Подозрение ослепило Марию Ильиничну, но чувство самосохранения, а еще больше инстинкт матери заставили ее ответить как можно спокойней:
— Нет, батюшка. Хотя, каюсь, хотела писать. Очень было обидно…
— Сейчас не до исповеди, — сухо оборвал ее Проханов. — И без того упустили время… — Он помолчал, подумал и требовательно сказал: — Так вот, Марьюшка. Надо сегодня же написать ответ этому еретику.
— Как написать? — изумилась Мария Ильинична. — Все, что я думала?
Проханов холодно взглянул на нее.
— Нет мне дела до твоих дум. Напишешь то, что я тебе скажу.
— Хорошо, батюшка, — тотчас согласилась Мария Ильинична.
Она поняла единственное: ее ребенку пока ничто не угрожает, а все остальное ее не касалось. Лишь бы он не тронул ее больше. Она напишет что угодно и куда он захочет, лишь бы жил ребенок, лишь бы родить его. Пусть только он ее не тронет.
Она заплакала от радости и облегчения. Но тут же спохватилась.
— Когда писать? Сейчас? — Мария Ильинична поспешно стала подниматься.
— Полежи маленько, — остановил ее отец Василий, — Я сейчас подготовлю все,
— Хорошо, батюшка. Я полежу.
— Ну, вот и славненько!
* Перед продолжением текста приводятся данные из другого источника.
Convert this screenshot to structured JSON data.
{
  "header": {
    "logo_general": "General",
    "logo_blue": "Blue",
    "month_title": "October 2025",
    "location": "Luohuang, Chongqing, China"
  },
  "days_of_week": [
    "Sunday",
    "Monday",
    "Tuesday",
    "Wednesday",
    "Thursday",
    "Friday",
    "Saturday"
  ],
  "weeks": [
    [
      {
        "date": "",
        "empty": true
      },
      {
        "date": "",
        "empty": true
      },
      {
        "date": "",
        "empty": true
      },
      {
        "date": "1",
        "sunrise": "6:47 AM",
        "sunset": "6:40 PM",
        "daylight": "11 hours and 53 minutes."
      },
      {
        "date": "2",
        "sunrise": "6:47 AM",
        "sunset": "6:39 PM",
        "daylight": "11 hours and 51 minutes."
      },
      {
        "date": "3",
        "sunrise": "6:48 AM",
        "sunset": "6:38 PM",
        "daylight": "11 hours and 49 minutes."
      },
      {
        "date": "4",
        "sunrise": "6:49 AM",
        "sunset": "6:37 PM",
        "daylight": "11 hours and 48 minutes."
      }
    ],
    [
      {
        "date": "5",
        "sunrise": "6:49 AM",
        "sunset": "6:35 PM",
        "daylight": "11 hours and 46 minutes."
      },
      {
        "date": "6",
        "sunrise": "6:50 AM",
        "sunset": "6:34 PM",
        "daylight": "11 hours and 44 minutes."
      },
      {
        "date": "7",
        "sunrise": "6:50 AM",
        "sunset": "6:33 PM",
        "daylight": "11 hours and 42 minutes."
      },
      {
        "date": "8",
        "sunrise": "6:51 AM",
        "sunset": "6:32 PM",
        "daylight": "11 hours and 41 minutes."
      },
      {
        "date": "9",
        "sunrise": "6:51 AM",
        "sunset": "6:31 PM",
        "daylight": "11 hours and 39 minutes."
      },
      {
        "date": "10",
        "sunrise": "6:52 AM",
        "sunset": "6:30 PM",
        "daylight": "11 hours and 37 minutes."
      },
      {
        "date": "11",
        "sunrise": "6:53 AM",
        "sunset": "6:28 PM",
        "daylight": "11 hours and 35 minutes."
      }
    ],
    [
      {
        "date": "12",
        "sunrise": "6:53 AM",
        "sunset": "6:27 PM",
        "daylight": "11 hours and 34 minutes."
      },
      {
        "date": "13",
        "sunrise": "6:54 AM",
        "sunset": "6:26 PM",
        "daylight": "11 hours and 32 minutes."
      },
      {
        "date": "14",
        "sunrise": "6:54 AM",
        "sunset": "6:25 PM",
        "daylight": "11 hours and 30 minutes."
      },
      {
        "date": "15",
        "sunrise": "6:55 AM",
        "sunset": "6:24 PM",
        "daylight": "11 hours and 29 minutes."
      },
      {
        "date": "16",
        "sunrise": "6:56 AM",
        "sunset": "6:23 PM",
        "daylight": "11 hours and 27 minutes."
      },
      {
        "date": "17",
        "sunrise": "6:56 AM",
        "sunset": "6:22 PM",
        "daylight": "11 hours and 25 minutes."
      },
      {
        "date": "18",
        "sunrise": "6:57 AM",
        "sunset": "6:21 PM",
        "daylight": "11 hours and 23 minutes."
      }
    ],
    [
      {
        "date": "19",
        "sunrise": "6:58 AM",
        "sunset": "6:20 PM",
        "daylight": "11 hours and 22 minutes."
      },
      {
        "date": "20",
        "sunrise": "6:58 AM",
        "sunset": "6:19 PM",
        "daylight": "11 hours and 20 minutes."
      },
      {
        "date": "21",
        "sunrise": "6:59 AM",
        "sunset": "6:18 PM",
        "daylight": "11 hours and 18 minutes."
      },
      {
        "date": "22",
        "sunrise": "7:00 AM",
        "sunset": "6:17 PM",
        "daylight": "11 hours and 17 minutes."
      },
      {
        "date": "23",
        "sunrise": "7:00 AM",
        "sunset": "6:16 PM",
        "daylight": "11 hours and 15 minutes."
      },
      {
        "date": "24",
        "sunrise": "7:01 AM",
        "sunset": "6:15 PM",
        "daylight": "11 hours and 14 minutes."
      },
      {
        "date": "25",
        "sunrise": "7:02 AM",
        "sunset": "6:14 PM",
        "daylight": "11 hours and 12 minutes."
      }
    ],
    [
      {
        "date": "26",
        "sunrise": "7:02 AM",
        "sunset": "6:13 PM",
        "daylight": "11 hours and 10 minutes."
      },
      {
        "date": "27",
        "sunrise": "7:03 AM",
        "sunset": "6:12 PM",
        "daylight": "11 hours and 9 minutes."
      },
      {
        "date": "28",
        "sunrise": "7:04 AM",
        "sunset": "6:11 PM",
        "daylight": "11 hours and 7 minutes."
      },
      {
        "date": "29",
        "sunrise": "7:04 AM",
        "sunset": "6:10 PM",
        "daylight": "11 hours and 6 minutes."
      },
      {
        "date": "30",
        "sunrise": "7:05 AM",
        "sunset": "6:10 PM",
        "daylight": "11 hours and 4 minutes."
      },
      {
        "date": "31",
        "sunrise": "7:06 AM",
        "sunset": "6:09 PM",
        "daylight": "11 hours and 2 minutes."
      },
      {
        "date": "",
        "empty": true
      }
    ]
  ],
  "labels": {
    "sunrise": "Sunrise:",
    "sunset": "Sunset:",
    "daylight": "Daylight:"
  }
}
Давно бы так… Проханов улыбнулся: все складывалось отлично.
Минут через сорок Мария Ильинична сидела за столом и старательно выводила буквы на листах, вырванных из школьной тетради.
— Да ты не спеши, — раздраженно заметил Проханов: он сидел с ней рядом и внимательно следил, как она пишет. — Начни-ка сначала…
Мария Ильинична послушно взяла чистые листы, но все же не удержалась, чтобы не бросить настороженного взгляда на его руки. Проханов перехватил этот взгляд и досадливо поморщился.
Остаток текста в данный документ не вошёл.